И стал сыр. Вдруг оказалось, что сыр был повсюду и всегда.
На картинках в «Ещегоднике» она видела много разных сыров. Тиффани удавались сыры, и ей всегда хотелось попробовать другие. Гагауда, почеширский сыр, амамбер, вглааздам, пролезан, взгрюйер… Не говоря уже о знаменитом ланкрском синежильном, который приходится приколачивать к столу гвоздями, чтобы он не ел другие сыры.
«Можно ведь только попробовать, совсем немножко… Это совсем не то же самое, что есть! В конце концов, — думала Тиффани, — я ведь начеку. Я вижу этот сон насквозь, верно? Так что он ничего мне не сделает, да?
И всё-таки… гм, далеко не каждый почувствует такое желание попробовать при виде какого-то там сыра».
Ладно, дрём добавил сыры, как только Тиффани подумала о них, но…
Нож для сыра был у неё в руке. Тиффани не помнила, чтобы брала его.
Холодная капля упала ей на пальцы, заставив поднять глаза. Над столом высилась ледяная скульптура. На сей раз это оказалась пастушка. В юбках колоколом, будто под ними седельные сумки, и большой соломенной шляпке. Тиффани была готова поклясться, что ещё недавно на месте пастушки был лебедь.
И тут она снова разозлилась. Её чуть не одурачили! Тиффани посмотрела на сырный нож.
— Стань мечом, — сказала она.
Ведь это её сон, пусть и навеянный дрёмом. Она — настоящая. И часть её не спит.
Раздался «донннг!».
— Поправка. Стань мечом, но не слишком тяжёлым для меня.

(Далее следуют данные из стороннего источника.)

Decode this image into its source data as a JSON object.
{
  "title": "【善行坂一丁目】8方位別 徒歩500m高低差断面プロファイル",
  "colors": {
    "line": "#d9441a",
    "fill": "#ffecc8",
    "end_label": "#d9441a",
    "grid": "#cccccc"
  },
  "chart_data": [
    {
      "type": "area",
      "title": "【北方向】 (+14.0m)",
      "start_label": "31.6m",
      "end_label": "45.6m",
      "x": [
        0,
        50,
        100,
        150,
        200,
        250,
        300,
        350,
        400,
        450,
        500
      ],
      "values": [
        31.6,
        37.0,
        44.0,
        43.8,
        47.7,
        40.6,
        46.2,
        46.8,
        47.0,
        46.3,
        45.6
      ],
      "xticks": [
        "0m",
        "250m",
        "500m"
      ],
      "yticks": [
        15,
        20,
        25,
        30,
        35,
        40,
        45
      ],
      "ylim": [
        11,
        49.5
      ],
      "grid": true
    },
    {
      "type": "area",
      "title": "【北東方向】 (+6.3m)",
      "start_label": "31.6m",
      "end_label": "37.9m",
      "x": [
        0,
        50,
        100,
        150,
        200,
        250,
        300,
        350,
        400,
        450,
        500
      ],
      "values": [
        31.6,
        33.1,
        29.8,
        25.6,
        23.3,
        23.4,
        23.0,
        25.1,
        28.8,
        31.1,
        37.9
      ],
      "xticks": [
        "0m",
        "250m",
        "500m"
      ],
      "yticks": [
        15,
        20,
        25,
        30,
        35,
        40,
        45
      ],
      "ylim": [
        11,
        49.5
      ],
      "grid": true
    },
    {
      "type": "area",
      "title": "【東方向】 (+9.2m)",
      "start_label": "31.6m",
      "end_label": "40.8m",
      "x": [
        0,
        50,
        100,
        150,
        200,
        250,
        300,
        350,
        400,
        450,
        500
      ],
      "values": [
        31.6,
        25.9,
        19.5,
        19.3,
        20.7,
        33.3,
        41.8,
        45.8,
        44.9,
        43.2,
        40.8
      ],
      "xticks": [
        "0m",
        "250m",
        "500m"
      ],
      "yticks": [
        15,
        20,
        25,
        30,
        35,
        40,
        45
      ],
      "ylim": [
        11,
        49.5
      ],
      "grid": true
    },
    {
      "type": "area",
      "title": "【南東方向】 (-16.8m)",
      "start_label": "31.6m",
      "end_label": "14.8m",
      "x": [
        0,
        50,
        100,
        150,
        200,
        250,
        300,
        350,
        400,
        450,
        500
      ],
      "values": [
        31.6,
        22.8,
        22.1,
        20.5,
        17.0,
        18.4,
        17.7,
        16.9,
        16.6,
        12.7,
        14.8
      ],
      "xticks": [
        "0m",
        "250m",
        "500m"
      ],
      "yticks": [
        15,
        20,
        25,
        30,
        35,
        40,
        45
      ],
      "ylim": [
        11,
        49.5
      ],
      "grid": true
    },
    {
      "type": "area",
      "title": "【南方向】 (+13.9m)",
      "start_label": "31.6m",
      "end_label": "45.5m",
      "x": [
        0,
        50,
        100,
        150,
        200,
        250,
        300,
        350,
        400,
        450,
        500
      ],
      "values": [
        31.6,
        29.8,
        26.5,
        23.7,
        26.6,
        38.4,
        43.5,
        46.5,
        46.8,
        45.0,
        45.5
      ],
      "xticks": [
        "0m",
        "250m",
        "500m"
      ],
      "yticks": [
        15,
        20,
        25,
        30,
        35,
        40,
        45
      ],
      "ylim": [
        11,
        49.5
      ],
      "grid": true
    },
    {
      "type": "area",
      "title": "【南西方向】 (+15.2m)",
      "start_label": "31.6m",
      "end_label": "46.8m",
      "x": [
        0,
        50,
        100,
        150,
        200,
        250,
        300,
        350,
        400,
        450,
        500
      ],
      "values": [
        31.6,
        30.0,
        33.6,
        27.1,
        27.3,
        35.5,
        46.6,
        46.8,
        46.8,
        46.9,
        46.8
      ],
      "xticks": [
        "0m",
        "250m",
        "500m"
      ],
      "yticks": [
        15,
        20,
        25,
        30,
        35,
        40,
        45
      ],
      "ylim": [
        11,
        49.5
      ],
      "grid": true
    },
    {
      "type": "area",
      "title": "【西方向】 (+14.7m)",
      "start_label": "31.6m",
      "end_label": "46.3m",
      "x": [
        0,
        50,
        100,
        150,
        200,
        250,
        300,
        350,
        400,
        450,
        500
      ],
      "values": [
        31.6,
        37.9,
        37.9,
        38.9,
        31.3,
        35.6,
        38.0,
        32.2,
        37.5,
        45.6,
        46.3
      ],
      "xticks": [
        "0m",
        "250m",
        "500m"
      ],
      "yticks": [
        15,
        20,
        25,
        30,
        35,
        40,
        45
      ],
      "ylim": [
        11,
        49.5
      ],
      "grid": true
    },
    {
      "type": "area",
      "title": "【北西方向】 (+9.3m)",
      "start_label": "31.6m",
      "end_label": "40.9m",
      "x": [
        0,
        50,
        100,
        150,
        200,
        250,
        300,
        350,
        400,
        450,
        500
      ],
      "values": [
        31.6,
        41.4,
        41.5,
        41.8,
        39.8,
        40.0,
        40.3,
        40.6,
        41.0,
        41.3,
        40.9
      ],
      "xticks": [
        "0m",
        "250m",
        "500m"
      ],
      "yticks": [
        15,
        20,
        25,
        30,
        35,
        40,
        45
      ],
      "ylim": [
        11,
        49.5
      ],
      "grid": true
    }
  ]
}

На сей раз она смогла удержать клинок.
В огромном букете зашуршало, и из-под листьев высунулась рыжеволосая голова.
— Псст! — прошептала она. — Не жувай канапехи!
— Ты немного опоздал!
— Ах, ну, эт’ ж старый хитроумудрённый дрём, — сказал в своё оправдание Явор Заядло. — Сон не впускал нас, покуда мы не причипурились.
Он вылез из зелени и робко продемонстрировал свой наряд: чёрный костюм с галстуком-бабочкой. Вокруг зашуршало, и из цветочных украшений появились другие пиксты. Вместе они смахивали на стаю рыжеголовых пингвинов.
— Причипурились?
— Ах-ха, — сказал Туп Вулли. — И знашь, эти вашие бруки страх кык жмут в стеснялищах.
— Ты ужо сыскнула дрёма? — спросил Явор Заядло.
— Нет! Тут слишком много народу!
— Мы те сподмогнём! Вблизях он не спрячется. Токо берегайсь! Хто его знает, чего он сотворнёт, коль узырит, что ты его шандаракснуть хошь… Так, ребя, хто куды расходимся и типа тащимся от вечерины…
— Ась? Пойло жракс, морда дракс и всё тако? — обрадовался Туп Вулли.